In 1915, the plant was the second to start manufacturing TM triodes ("Télégraphie Militaire") in France, under their Métal brand (the first was E.C.&A. Grammont (Lyon) under their Radio Fotos brand). Later they made tubes for domestic AC transformer heating such as the BW604 and BW1010 under their Métal-Secteur brand.

== La Compagnie des Lampes (1911) ==
Founded in 1911 by Paul Blavier, La Compagnie des Lampes was a light bulb factory workshop, located in Saint-Pierre-Montlimart, near Cholet. The company changed its name in 1918 to become Manufacture de lampes à incandescence, la Française. It was associated with the Thomson group in the 1950s.

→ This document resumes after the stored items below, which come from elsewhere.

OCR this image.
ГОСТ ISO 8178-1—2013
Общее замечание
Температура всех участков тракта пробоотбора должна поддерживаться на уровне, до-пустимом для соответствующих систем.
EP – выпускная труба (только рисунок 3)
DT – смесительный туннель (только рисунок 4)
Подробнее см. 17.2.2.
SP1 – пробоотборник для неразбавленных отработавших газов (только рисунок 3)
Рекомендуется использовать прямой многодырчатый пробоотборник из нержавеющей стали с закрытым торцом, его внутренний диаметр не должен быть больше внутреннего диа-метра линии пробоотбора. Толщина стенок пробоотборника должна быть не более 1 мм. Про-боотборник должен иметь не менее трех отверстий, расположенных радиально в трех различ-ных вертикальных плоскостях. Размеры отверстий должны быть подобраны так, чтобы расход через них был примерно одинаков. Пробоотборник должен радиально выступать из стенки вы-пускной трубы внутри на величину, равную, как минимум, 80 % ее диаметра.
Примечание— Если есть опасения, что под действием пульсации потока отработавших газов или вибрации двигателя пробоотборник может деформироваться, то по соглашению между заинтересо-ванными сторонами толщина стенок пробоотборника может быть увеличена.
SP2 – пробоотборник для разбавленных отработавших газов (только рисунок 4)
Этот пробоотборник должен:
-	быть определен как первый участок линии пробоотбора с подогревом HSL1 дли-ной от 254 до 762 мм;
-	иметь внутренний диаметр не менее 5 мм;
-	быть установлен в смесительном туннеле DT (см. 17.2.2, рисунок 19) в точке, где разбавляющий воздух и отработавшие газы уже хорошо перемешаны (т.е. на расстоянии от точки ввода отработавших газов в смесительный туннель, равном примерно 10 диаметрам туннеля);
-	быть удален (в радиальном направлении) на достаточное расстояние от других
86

== La Compagnie des Lampes (1921) ==
In 1921 CFTH (Compagnie Française Thomson-Houston) and CGE (Compagnie Générale d'Electricité) jointly created a new Compagnie des Lampes. It later became a major player in the field of lighting in France, notably through its brand MAZDA.

Between 1924 and 1939, it was part of the Phoebus cartel, an oligopoly that dominated the market for light bulbs while putting in place an agreement on the principle of planned obsolescence for their products.

Besides light bulbs (and like British Ediswan), CdL (1921) also made vacuum tubes under the Mazda brand, for example 6H8G (1947), 3T100A1 (1949), E1 (1950); since 1953 as LAMPE MAZDA: 2G21 (1953), 927 (1954), EL183 (1959), EF816 (1962).

Many of their tubes were also available from Compagnie Industrielle Française des Tubes Electroniques (CIFTE) under their Mazda-Belvu brand (originating from Societé Radio Belvu, which sold Grammont's Fotos tubes).